Running the Application¶

We included a shell script run.sh that you can invoke to execute the example Java application. The script takes 4 arguments: hostname, port, name of database/schema, and command.

Creating a Scrambled Table¶

In this tutorial, we are going to create a scrambled table on lineitem table. Assume you are running the MySQL database following this page:

Java

./run.sh localhost 3306 tpch1g create

Python

python tutorial.py create

It prints something like this:

Creating a scrambled table for lineitem...
Scrambled table for lineitem has been created.
Time Taken = 67 s

This command executes the following SQL statement via VerdictDB:

CREATE SCRAMBLE tpch1g.lineitem_scramble FROM tpch1g.lineitem

Snippet of the corresponding source code (simplified for brevity):

Java

...
Statement stmt = verdictConn.createStatement();
String createQuery =
    String.format(
        "CREATE SCRAMBLE %s.lineitem_scramble " + "FROM %s.lineitem",
        database, database);
System.out.println("Creating a scrambled table for lineitem...");
stmt.execute(createQuery);
stmt.close();
System.out.println("Scrambled table for lineitem has been created.");
...

Python

...
print('Creating a scrambled table for lineitem...')
start = time.time()
verdict_conn.sql('CREATE SCRAMBLE tpch1g.lineitem_scramble FROM tpch1g.lineitem')
duration = time.time() - start
verdict_conn.close()
print('Scrambled table for lineitem has been created.')
print('Time Taken = {:f} s'.format(duration))
...

It's just like running SQL statement via any JDBC connection.

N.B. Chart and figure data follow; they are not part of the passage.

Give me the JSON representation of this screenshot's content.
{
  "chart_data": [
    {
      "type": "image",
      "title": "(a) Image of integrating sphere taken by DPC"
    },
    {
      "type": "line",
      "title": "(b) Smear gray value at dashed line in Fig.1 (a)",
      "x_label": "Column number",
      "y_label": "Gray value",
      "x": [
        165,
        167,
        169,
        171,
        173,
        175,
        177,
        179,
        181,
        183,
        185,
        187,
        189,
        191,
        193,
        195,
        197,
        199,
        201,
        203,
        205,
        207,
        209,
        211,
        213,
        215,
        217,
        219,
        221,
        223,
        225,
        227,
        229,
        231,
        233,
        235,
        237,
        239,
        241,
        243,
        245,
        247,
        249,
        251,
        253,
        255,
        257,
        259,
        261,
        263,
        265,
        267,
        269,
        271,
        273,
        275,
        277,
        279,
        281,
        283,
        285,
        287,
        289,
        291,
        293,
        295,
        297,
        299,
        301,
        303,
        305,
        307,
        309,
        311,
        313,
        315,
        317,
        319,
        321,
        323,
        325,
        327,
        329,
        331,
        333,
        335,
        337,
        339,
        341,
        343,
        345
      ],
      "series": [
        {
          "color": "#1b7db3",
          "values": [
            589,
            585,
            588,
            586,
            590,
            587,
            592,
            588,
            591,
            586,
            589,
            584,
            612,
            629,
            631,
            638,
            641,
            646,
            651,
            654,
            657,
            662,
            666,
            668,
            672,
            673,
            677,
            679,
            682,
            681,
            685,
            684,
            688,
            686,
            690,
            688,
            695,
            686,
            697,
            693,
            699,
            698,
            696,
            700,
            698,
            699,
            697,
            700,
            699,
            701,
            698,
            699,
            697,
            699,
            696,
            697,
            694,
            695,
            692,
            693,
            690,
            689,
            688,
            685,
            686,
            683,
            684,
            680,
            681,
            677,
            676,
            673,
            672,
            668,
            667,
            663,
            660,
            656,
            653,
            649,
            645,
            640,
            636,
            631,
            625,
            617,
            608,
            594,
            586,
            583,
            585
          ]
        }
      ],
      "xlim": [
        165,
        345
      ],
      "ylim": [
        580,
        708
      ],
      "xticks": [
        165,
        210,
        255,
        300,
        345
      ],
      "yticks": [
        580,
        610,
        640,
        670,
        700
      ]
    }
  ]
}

After the scrambled table being created, VerdictDB will automatically utilize this scrambled table for any query that involves the lineitem table.

Running a Sample Query¶

The example application can execute one very simple aggregation query with and without VerdictDB and compare their performance:

SELECT avg(l_extendedprice) FROM tpch1g.lineitem

To run this query with/without VerdictDB, you can simply run the following command:

Java

./run.sh localhost 3306 tpch1g run

Python

python tutorial.py run

The result looks like this:

Without VerdictDB: average(l_extendedprice) = 38255.138485
Time Taken = 43 s
With VerdictDB: average(l_extendedprice) = 38219.8871659
Time Taken = 10 s

You can see that VerdictDB achieves more than 4x speedup with a 99.9% accurate result even with a relatively small dataset that we use in this tutorial (i.e., 1GB).